Chillswim is owned and operated by people with a long-standing passion for open water swimming, none other than Hill himself. “We are extremely proud that the board of Troutbeck Club have made us guardians of this event which becomes a valued addition to the annual swim calendar.”

Local open water enthusiasts are delighted that this traditional event is now back on the calendar since the closure of Troutbeck’s race. “I remember my mum telling me about this race,” says Lindsey Longcake of Kendal, “We grew up in Bowness and I always fancied doing it but never got round to it. I’m so pleased it’s been revived and I’ll definitely be there in September.”
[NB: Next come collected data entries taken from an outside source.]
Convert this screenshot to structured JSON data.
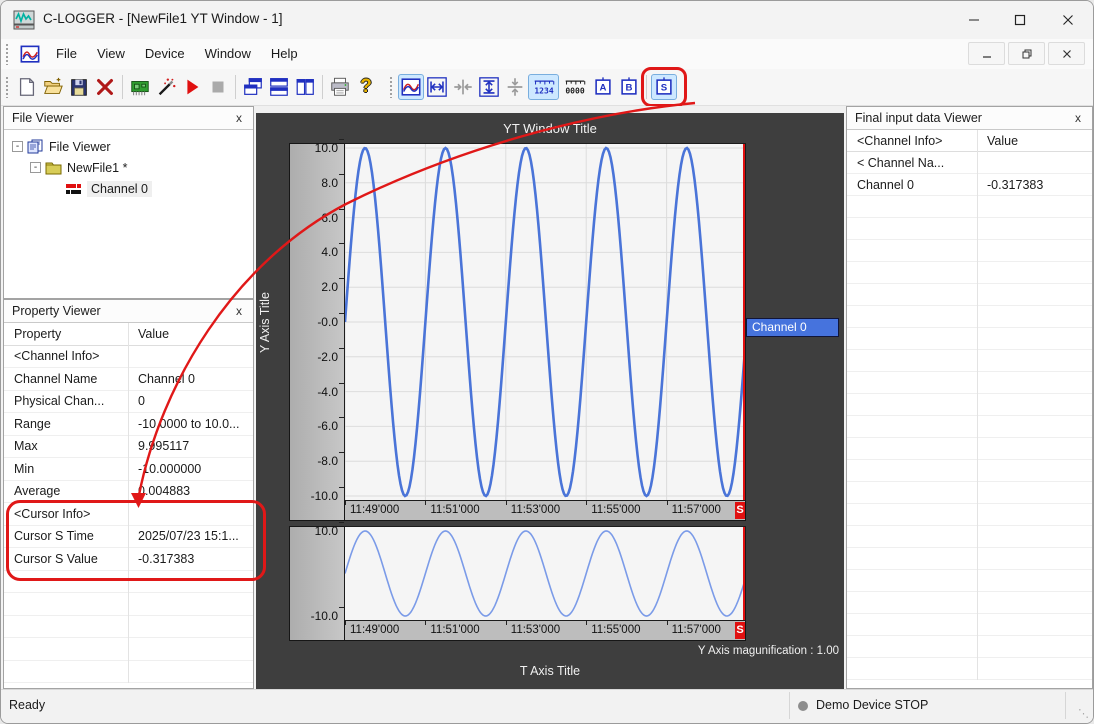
{
  "window": {
    "title": "C-LOGGER - [NewFile1 YT Window - 1]",
    "controls": [
      "minimize",
      "maximize",
      "close"
    ],
    "mdi_controls": [
      "mdi-minimize",
      "mdi-restore",
      "mdi-close"
    ]
  },
  "menu": {
    "items": [
      "File",
      "View",
      "Device",
      "Window",
      "Help"
    ]
  },
  "toolbars": {
    "main": [
      {
        "name": "new-file"
      },
      {
        "name": "open-file"
      },
      {
        "name": "save"
      },
      {
        "name": "delete"
      },
      {
        "sep": true
      },
      {
        "name": "device"
      },
      {
        "name": "wizard"
      },
      {
        "name": "start"
      },
      {
        "name": "stop"
      },
      {
        "sep": true
      },
      {
        "name": "cascade-windows"
      },
      {
        "name": "tile-horizontal"
      },
      {
        "name": "tile-vertical"
      },
      {
        "sep": true
      },
      {
        "name": "print"
      },
      {
        "name": "help"
      }
    ],
    "yt": [
      {
        "name": "yt-window",
        "active": true
      },
      {
        "name": "fit-horizontal"
      },
      {
        "name": "shrink-horizontal"
      },
      {
        "name": "fit-vertical"
      },
      {
        "name": "shrink-vertical"
      },
      {
        "name": "scale-1234",
        "label": "1234",
        "active": true,
        "wide": true
      },
      {
        "name": "scale-0000",
        "label": "0000",
        "wide": true
      },
      {
        "name": "cursor-a",
        "label": "A"
      },
      {
        "name": "cursor-b",
        "label": "B"
      },
      {
        "sep": true
      },
      {
        "name": "cursor-s",
        "label": "S",
        "active": true,
        "annotated": true
      }
    ]
  },
  "file_viewer": {
    "title": "File Viewer",
    "close_label": "x",
    "tree": [
      {
        "label": "File Viewer",
        "icon": "files-icon",
        "level": 0,
        "expander": "-"
      },
      {
        "label": "NewFile1 *",
        "icon": "folder-icon",
        "level": 1,
        "expander": "-"
      },
      {
        "label": "Channel 0",
        "icon": "channel-icon",
        "level": 2,
        "selected": true
      }
    ]
  },
  "property_viewer": {
    "title": "Property Viewer",
    "close_label": "x",
    "columns": [
      "Property",
      "Value"
    ],
    "rows": [
      {
        "property": "<Channel Info>",
        "value": ""
      },
      {
        "property": "Channel Name",
        "value": "Channel 0"
      },
      {
        "property": "Physical Chan...",
        "value": "0"
      },
      {
        "property": "Range",
        "value": "-10.0000 to 10.0..."
      },
      {
        "property": "Max",
        "value": "9.995117"
      },
      {
        "property": "Min",
        "value": "-10.000000"
      },
      {
        "property": "Average",
        "value": "0.004883"
      },
      {
        "property": "<Cursor Info>",
        "value": ""
      },
      {
        "property": "Cursor S Time",
        "value": "2025/07/23 15:1..."
      },
      {
        "property": "Cursor S Value",
        "value": "-0.317383"
      }
    ]
  },
  "final_viewer": {
    "title": "Final input data Viewer",
    "close_label": "x",
    "columns": [
      "<Channel Info>",
      "Value"
    ],
    "rows": [
      {
        "name": "< Channel Na...",
        "value": ""
      },
      {
        "name": "Channel 0",
        "value": "-0.317383"
      }
    ]
  },
  "chart_data": {
    "type": "line",
    "title": "YT Window Title",
    "y_axis_title": "Y Axis Title",
    "t_axis_title": "T Axis Title",
    "magnification_label": "Y Axis magunification : 1.00",
    "channel_badge": "Channel 0",
    "cursor_label": "S",
    "ylim": [
      -10,
      10
    ],
    "yticks_main": [
      10.0,
      8.0,
      6.0,
      4.0,
      2.0,
      -0.0,
      -2.0,
      -4.0,
      -6.0,
      -8.0,
      -10.0
    ],
    "ytick_labels_main": [
      "10.0",
      "8.0",
      "6.0",
      "4.0",
      "2.0",
      "-0.0",
      "-2.0",
      "-4.0",
      "-6.0",
      "-8.0",
      "-10.0"
    ],
    "ytick_labels_overview": [
      "10.0",
      "-10.0"
    ],
    "xticks": [
      "11:49'000",
      "11:51'000",
      "11:53'000",
      "11:55'000",
      "11:57'000"
    ],
    "series": [
      {
        "name": "Channel 0",
        "amplitude": 10,
        "cycles": 5,
        "color": "#4a74d8",
        "overview_color": "#7b9be8",
        "cursor_s_value": -0.317383
      }
    ],
    "grid": true,
    "cursor_color": "#e01010"
  },
  "status": {
    "ready": "Ready",
    "device_status": "Demo Device STOP"
  },
  "annotations": {
    "highlight_color": "#e01818"
  }
}
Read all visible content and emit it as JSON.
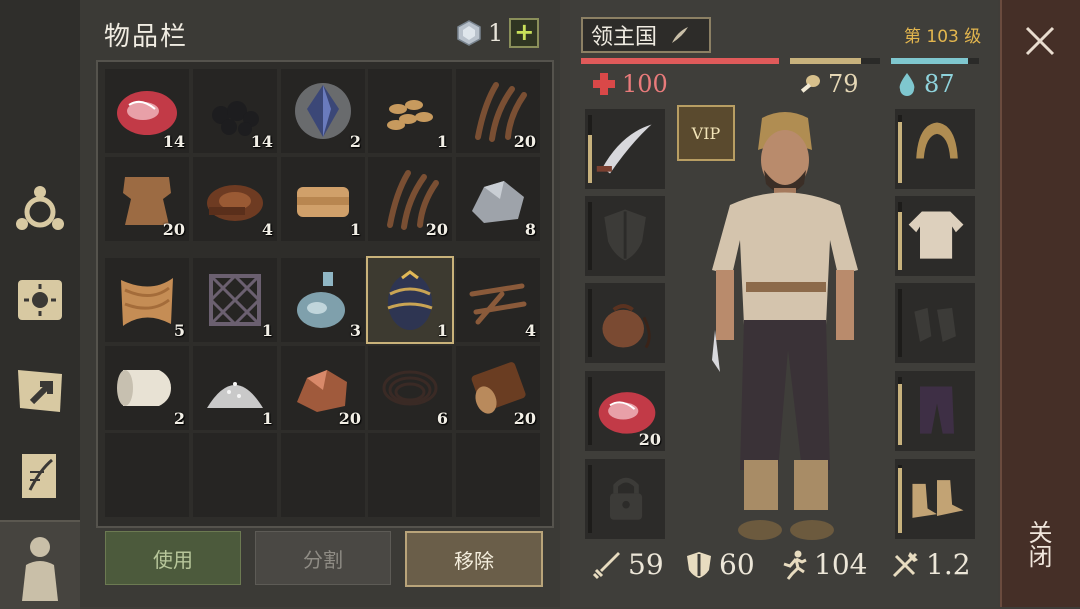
{
  "inventory": {
    "title": "物品栏",
    "currency_count": "1",
    "add_label": "+",
    "rows": [
      [
        {
          "name": "raw-meat",
          "qty": "14"
        },
        {
          "name": "coal",
          "qty": "14"
        },
        {
          "name": "crystal",
          "qty": "2"
        },
        {
          "name": "seeds",
          "qty": "1"
        },
        {
          "name": "plant-fiber",
          "qty": "20"
        }
      ],
      [
        {
          "name": "hide",
          "qty": "20"
        },
        {
          "name": "leather-roll",
          "qty": "4"
        },
        {
          "name": "cloth-bundle",
          "qty": "1"
        },
        {
          "name": "plant-fiber",
          "qty": "20"
        },
        {
          "name": "iron-ore",
          "qty": "8"
        }
      ],
      [
        {
          "name": "fabric-scrap",
          "qty": "5"
        },
        {
          "name": "lattice-frame",
          "qty": "1"
        },
        {
          "name": "glass-flask",
          "qty": "3"
        },
        {
          "name": "dragon-egg",
          "qty": "1"
        },
        {
          "name": "nails",
          "qty": "4"
        }
      ],
      [
        {
          "name": "paper-roll",
          "qty": "2"
        },
        {
          "name": "salt-pile",
          "qty": "1"
        },
        {
          "name": "copper-ore",
          "qty": "20"
        },
        {
          "name": "wire-coil",
          "qty": "6"
        },
        {
          "name": "log",
          "qty": "20"
        }
      ],
      [
        {
          "name": "empty",
          "qty": ""
        },
        {
          "name": "empty",
          "qty": ""
        },
        {
          "name": "empty",
          "qty": ""
        },
        {
          "name": "empty",
          "qty": ""
        },
        {
          "name": "empty",
          "qty": ""
        }
      ]
    ],
    "buttons": {
      "use": "使用",
      "split": "分割",
      "remove": "移除"
    }
  },
  "character": {
    "name": "领主国",
    "level": "第 103 级",
    "health": "100",
    "hunger": "79",
    "thirst": "87",
    "health_fill": 1.0,
    "hunger_fill": 0.79,
    "thirst_fill": 0.87,
    "vip_label": "VIP",
    "left_slots": [
      {
        "name": "scimitar",
        "qty": "",
        "durability": 0.7
      },
      {
        "name": "shield-empty",
        "qty": "",
        "durability": 0
      },
      {
        "name": "pouch",
        "qty": "",
        "durability": 0
      },
      {
        "name": "raw-meat",
        "qty": "20",
        "durability": 0
      },
      {
        "name": "locked",
        "qty": "",
        "durability": 0
      }
    ],
    "right_slots": [
      {
        "name": "hood",
        "durability": 0.9
      },
      {
        "name": "shirt",
        "durability": 0.85
      },
      {
        "name": "gloves-empty",
        "durability": 0
      },
      {
        "name": "trousers",
        "durability": 0.9
      },
      {
        "name": "boots",
        "durability": 0.95
      }
    ],
    "stats": {
      "attack": "59",
      "defense": "60",
      "speed": "104",
      "weight": "1.2"
    }
  },
  "close": {
    "label": "关闭"
  },
  "colors": {
    "health": "#e05a5a",
    "hunger": "#c8b27d",
    "thirst": "#7fc7cf",
    "level": "#e3b64e"
  }
}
On race day swimmers will catch a specially chartered Windermere Lake Cruises Ferry from the Lake District National Park Visitor Centre at Brockhole across to the National Trust attraction, Wray Castle. All swimmers will take the ferry and then swim back to Brockhole to receive a finisher’s medal.

The traditional event was a non-wetsuit race with many of the swimmers in heavy woollen suits in the 1920s. Chillswim welcomes both wetsuit and non-wetsuit swimmers, though the trophies will only be handed to traditional swimmers without wetsuits. The original trophies are now on display in the Windermere Steam Boat Museum. The average water temperature at the end of September is 14.9ºC with a 2ºC variance higher or lower depending on the summer.

All swimmers will wear a tow-float, supporting the Lake District National Park’s swimsafe campaign.

At just under a mile, this is an achievable distance for most open water swimmers, so Chillswim expects a wide variety of abilities, as well as some younger swimmers. The event is open for those aged 15 and over although, in the tradition of the event, any younger swimmers who are members of a swimming club should contact Chillswim with a supporting letter from their coach for consideration.

I used to swim at Troutbeck Swimming Club, and competed in the Cross Lake Swim several times with both junior and senior swimmers who are now Ulverston Otter Club,” says Hill. “There are some fantastic under 15 swimmers there who deserve the chance to shine in open water given the opportunity.”